Citation : 2001 Latest Caselaw 285 Del
Judgement Date : 23 February, 2001

Delhi High Court
Darshan Lal vs State on 23 February, 2001
Author: R Sodhi
Bench: R Sodhi

JUDGMENT

R.S. Sodhi, J.

1. These petitions are directed against the order of the Additional Sessions Judges dated 3.6.1987 whereby the learned Judge has declined to exercise his revisional jurisdiction against the order dated 24.10.1986 passed by the Metropolitan Magistrate summoning the accused under Section 411, IPC. The facts giving rise to this case are that the learned Magistrate while taking cognizance of the case, in the first instance, did not summoned the accused to stand trial under Section 411, IPC. However, upon an application moved by the co-accused under Section 319, Cr.P.C., the Magistrate issued summons to the accused. The aforesaid summons were challenged on the ground that the Magistrate, having once taken cognizance, could not re-evaluate the material before it for the purpose of reviewing the earlier cognizance taken in order to summon the accused persons. Having not been summoned in the first instance the power exercised once, cannot be exercised again and again. The learned Additional Sessions Judge, however, held that the power to summon additional persons as accused is included in the power to take cognizance of the offence. What is sought to be challenged is repeated taking cognizance. The only other provision is Section 319, Cr.P.C. which, in turn, necessarily implies that the Court can, while receiving evidence, summon/add an accused. IN the case in hand, it appears that the learned Magistrate had, while taking cognizance in the first instance preferred not to summon the petitioners herein to face trial under Section 411, IPC. Having once exercised jurisdiction, the clock could not be set back and can only proceed further in which event, unless evidence was recorded, which formed part of material before the Court during trial or inquiry, a fresh accused could not be added. The application moved by the co-accused under Section 319, Cr.P.C. and acted upon by the Magistrate without evidence being recorded would, in my opinion, be bad at law.
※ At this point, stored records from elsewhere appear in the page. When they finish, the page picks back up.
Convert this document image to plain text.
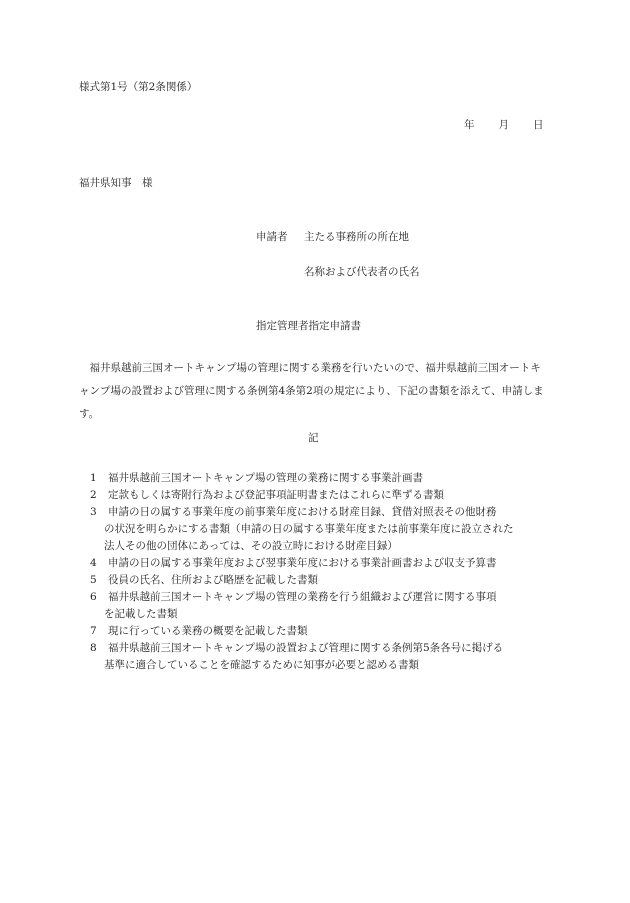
様式第1号（第2条関係）
年 月 日
福井県知事　様
申請者 主たる事務所の所在地
名称および代表者の氏名
指定管理者指定申請書
福井県越前三国オートキャンプ場の管理に関する業務を行いたいので、福井県越前三国オートキャンプ場の設置および管理に関する条例第4条第2項の規定により、下記の書類を添えて、申請します。
記
1	福井県越前三国オートキャンプ場の管理の業務に関する事業計画書
2	定款もしくは寄附行為および登記事項証明書またはこれらに準ずる書類
3	申請の日の属する事業年度の前事業年度における財産目録、貸借対照表その他財務
の状況を明らかにする書類（申請の日の属する事業年度または前事業年度に設立された
法人その他の団体にあっては、その設立時における財産目録）
4	申請の日の属する事業年度および翌事業年度における事業計画書および収支予算書
5	役員の氏名、住所および略歴を記載した書類
6	福井県越前三国オートキャンプ場の管理の業務を行う組織および運営に関する事項
を記載した書類
7	現に行っている業務の概要を記載した書類
8	福井県越前三国オートキャンプ場の設置および管理に関する条例第5条各号に掲げる
基準に適合していることを確認するために知事が必要と認める書類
2. In view of the discussion above, I hold that the Magistrate could not have summoned the accused by recourse to Section 319, Cr.P.C. without recording further evidence. In this view of the matter the order of the learned Additional Sessions Judge dated 3.6.1987 is set aside.

Crl.M. (M) 851/87, 1132/87 and 1131/87 are allowed.

3. Cr.M. (M) Nos. 851, 1132 & 1131/87 allowed.